On 20.10.17 15:12, Andreas Tille wrote:
> Hi,
>
> On Fri, Oct 20, 2017 at 02:18:13PM +0200, Matus Kalas wrote:
>> This is super awesome to see Andreas & Steffen, you really made my day!
> You could make my day in turn to add more of the data we need for the
> packages not yet tagged. :-P

@Matúš, you may rest assured that any task entry that has any registry
reference also had bio.tools checked.

>> A few notes:
>>
>>  * Would you please add a dot to Bio.Tools? Or Bio.tools, whichever you like
>> more.
> Fixed in Git - will need the next cron run to update the pages.
I think it is all lowercase bio.tools in debian/upstream/metadata.
>>  * The coloured backgrounds don't work in Firefox, but that's no problem at
>> all.
> Strange.  I'm using firefox and it works.  Pretty simple CSS ...
Also works over here with FireFox on MacOS.
>  
>>  * I really like the coloured backgrounds otherwise (yeah!), but even more
>> transparency would look much better to me.
> Just send me the html color codes you would prefer to see.
Sigh. I wished we would find a solution with fewer colours, but ... fine
for now.
>>  * The texts "Registry entries:" | "Biotools" | "RRID" | "OMICtools" are in
>> italics in some browsers and regular in others.

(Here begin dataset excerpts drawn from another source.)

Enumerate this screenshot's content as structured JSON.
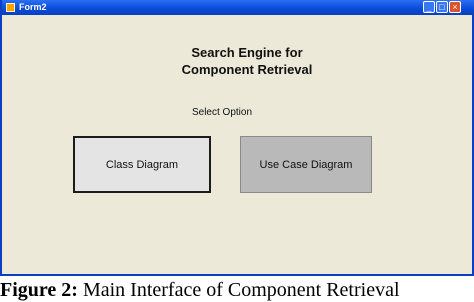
{
  "window": {
    "title": "Form2",
    "controls": {
      "minimize": "_",
      "maximize": "□",
      "close": "×"
    },
    "heading_line1": "Search Engine for",
    "heading_line2": "Component Retrieval",
    "option_label": "Select Option",
    "buttons": {
      "class_diagram": "Class  Diagram",
      "use_case_diagram": "Use Case Diagram"
    }
  },
  "caption": {
    "prefix": "Figure 2:",
    "text": " Main Interface of Component Retrieval"
  },
  "colors": {
    "titlebar": "#0a4ad6",
    "window_bg": "#ece9d8",
    "close_button": "#d9532c"
  }
}
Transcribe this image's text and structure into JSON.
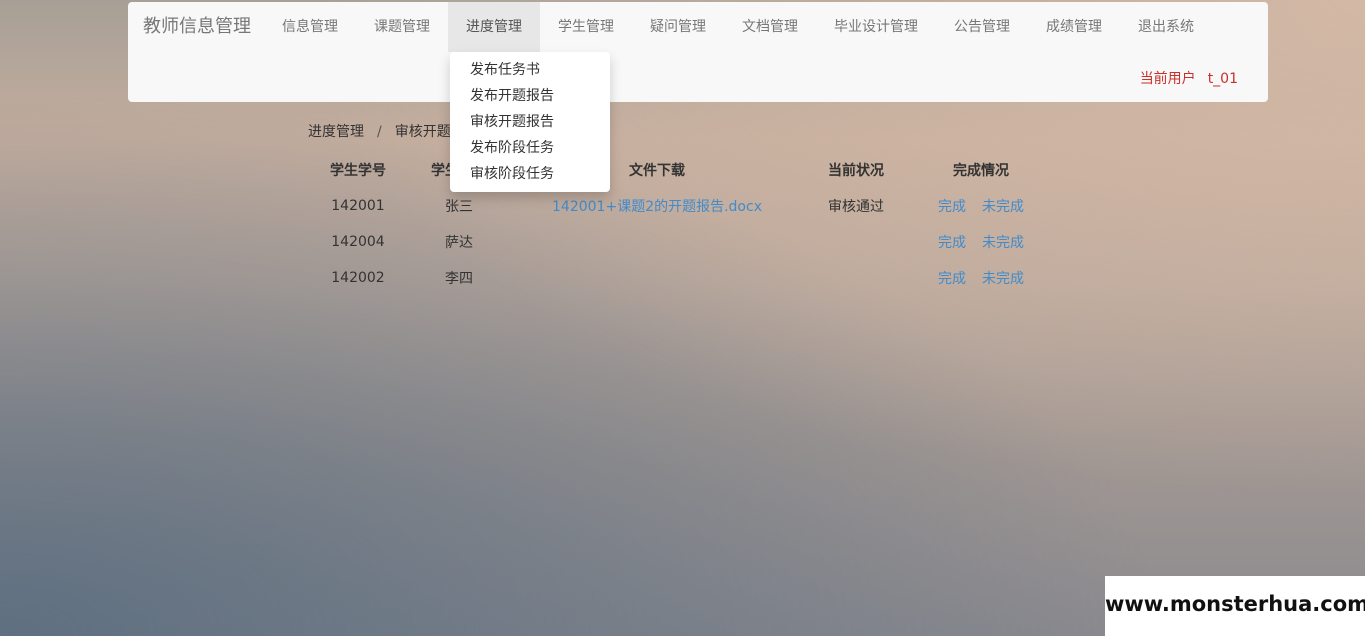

To me, the "Registry
>> entries:" looks better in italics (to distinguish from the rest), and the
>> registry links look much better in regular (especially when with the
>> coloured backgrounds because those are rectangular).
> Nice hints.  The best will be probably if somebody would send me a patch
> for sentinel.css.

The task pages have an enormous wealth.  Would be another MoM or outreachy
project to find the most suitable layout for them.

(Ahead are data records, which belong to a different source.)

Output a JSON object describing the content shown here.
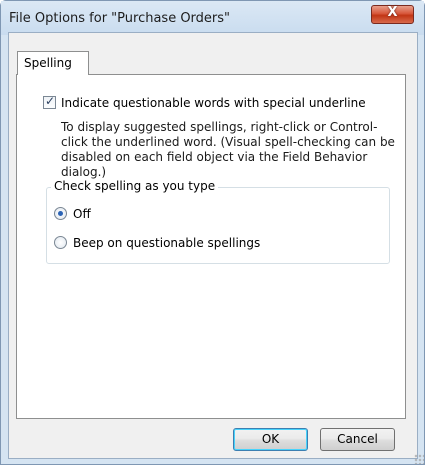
{
  "window": {
    "title": "File Options for \"Purchase Orders\"",
    "close_glyph": "X"
  },
  "tabs": [
    {
      "label": "Spelling",
      "active": true
    }
  ],
  "spelling": {
    "underline_checkbox_label": "Indicate questionable words with special underline",
    "underline_checked": true,
    "hint_text": "To display suggested spellings, right-click or Control-click the underlined word. (Visual spell-checking can be disabled on each field object via the Field Behavior dialog.)",
    "group_label": "Check spelling as you type",
    "options": [
      {
        "label": "Off",
        "selected": true
      },
      {
        "label": "Beep on questionable spellings",
        "selected": false
      }
    ]
  },
  "buttons": {
    "ok_label": "OK",
    "cancel_label": "Cancel"
  },
  "icons": {
    "close": "close-icon",
    "checkbox": "checkbox-checked-icon",
    "radio_on": "radio-selected-icon",
    "radio_off": "radio-unselected-icon",
    "grip": "resize-grip-icon"
  },
  "colors": {
    "title_bar": "#c9dcef",
    "close_button": "#c23515",
    "dialog_bg": "#f0f0f0",
    "panel_bg": "#ffffff",
    "default_button_border": "#3c7fb1",
    "radio_dot": "#2b63b5"
  }
}
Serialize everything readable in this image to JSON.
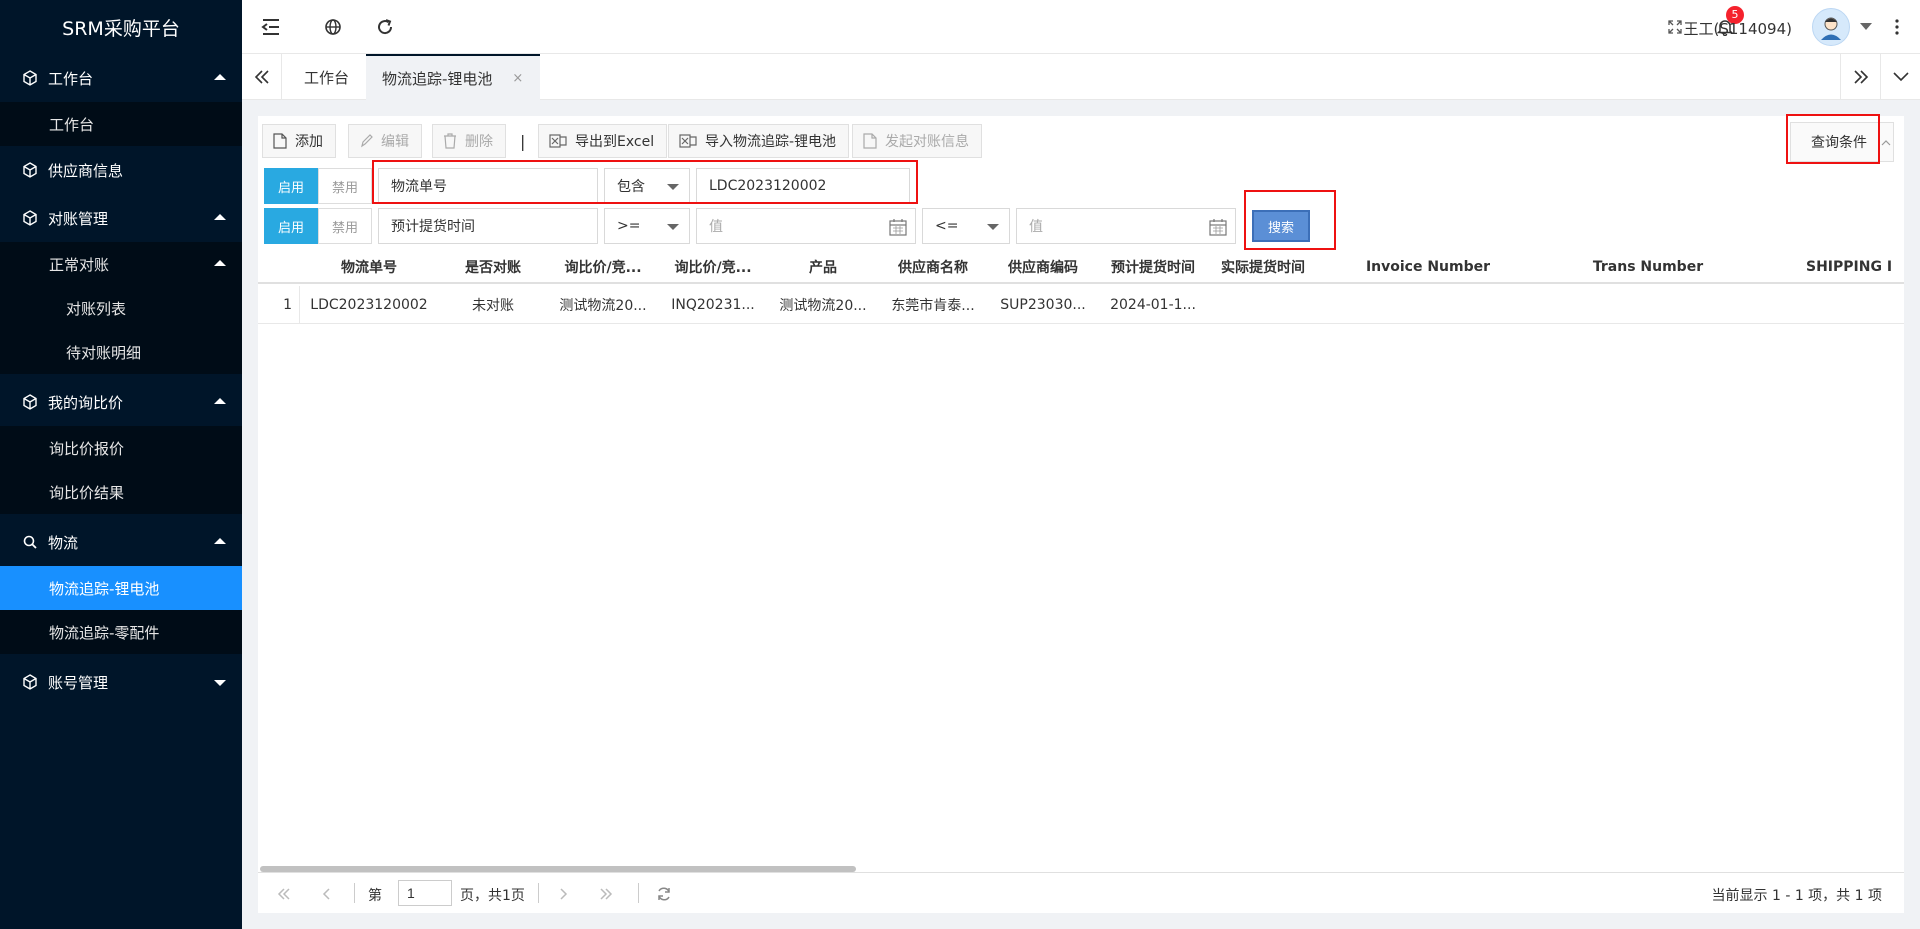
{
  "app": {
    "title": "SRM采购平台"
  },
  "sidebar": {
    "groups": [
      {
        "label": "工作台",
        "items": [
          {
            "label": "工作台"
          }
        ]
      },
      {
        "label": "供应商信息"
      },
      {
        "label": "对账管理",
        "sub": {
          "label": "正常对账",
          "items": [
            {
              "label": "对账列表"
            },
            {
              "label": "待对账明细"
            }
          ]
        }
      },
      {
        "label": "我的询比价",
        "items": [
          {
            "label": "询比价报价"
          },
          {
            "label": "询比价结果"
          }
        ]
      },
      {
        "label": "物流",
        "items": [
          {
            "label": "物流追踪-锂电池"
          },
          {
            "label": "物流追踪-零配件"
          }
        ]
      },
      {
        "label": "账号管理"
      }
    ]
  },
  "header": {
    "notification_count": "5",
    "user_name": "王工(S114094)"
  },
  "tabs": [
    {
      "label": "工作台"
    },
    {
      "label": "物流追踪-锂电池",
      "close": "×"
    }
  ],
  "toolbar": {
    "add": "添加",
    "edit": "编辑",
    "delete": "删除",
    "separator": "|",
    "export_excel": "导出到Excel",
    "import": "导入物流追踪-锂电池",
    "send_reconcile": "发起对账信息",
    "query_conditions": "查询条件"
  },
  "filters": [
    {
      "enable": "启用",
      "disable": "禁用",
      "field": "物流单号",
      "operator": "包含",
      "value": "LDC2023120002"
    },
    {
      "enable": "启用",
      "disable": "禁用",
      "field": "预计提货时间",
      "operator1": ">=",
      "value1_placeholder": "值",
      "operator2": "<=",
      "value2_placeholder": "值"
    }
  ],
  "search_button": "搜索",
  "table": {
    "columns": [
      "物流单号",
      "是否对账",
      "询比价/竞...",
      "询比价/竞...",
      "产品",
      "供应商名称",
      "供应商编码",
      "预计提货时间",
      "实际提货时间",
      "Invoice Number",
      "Trans Number",
      "SHIPPING I"
    ],
    "rows": [
      {
        "index": "1",
        "cells": [
          "LDC2023120002",
          "未对账",
          "测试物流20...",
          "INQ20231...",
          "测试物流20...",
          "东莞市肯泰...",
          "SUP23030...",
          "2024-01-1...",
          "",
          "",
          "",
          ""
        ]
      }
    ]
  },
  "pager": {
    "page_prefix": "第",
    "page_value": "1",
    "page_suffix": "页，共1页",
    "summary": "当前显示 1 - 1 项，共 1 项"
  },
  "colors": {
    "sidebar_bg": "#001529",
    "active_item": "#1890ff",
    "toggle_on": "#29a9e1",
    "highlight": "#ee1111"
  }
}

>>  * RRID|SciCrunch: identifiers.org don't guarantee anything. If there's no
>> cool permanent URL, identifiers.org don't have it either. That's exactly the
>> case here.
Is it? SciCrunch RRIDs and identifiers.org should be well synced.
>> Unless they really have some temporary server-side problems
>> exactly now. DuckDuckGo doesn't help either. (Unlike with OMICtools, there
>> it works awesomely!!) The only usable link I found for RRID|SciCrunch is
>> https://scicrunch.org/scicrunch/data/source/nlx_144509-1/search?q=SCR_010709
>> i.e. prefix
>> "https://scicrunch.org/scicrunch/data/source/nlx_144509-1/search?q=";.
>> Unfortunately I haven't found a way to get the first hit directly. And the
>> RRID link is dead just like the identifiers.org link. And sorry for a dumb
>> question, are there any non-SciCrunch RRIDs, or should they all have a
>> record in the SciCrunch registry?

The OMICtools folks refer to their IDs as RRIDs as well.
https://arxiv.org/ftp/arxiv/papers/1707/1707.03659.pdf

This has not yet made it into our community's biotech sprech, but, well,
just
by browsing through the tasks list you may get an idea why I like to avoid
any confusion on that end.

Anyway, I think you agree that the surfacing of those references on our
task pages is a fruit of something that was seeded by bio.tools'
participation
in Debian Med's 2015 St Malo Sprint and has since been with us throughout
all other Sprints and your Hackathons. Kind of funny that OMICtools seems
to benefit the most at this stage, and they even link back to Debian, too.
I rest assured that you happily compete on those two fronts.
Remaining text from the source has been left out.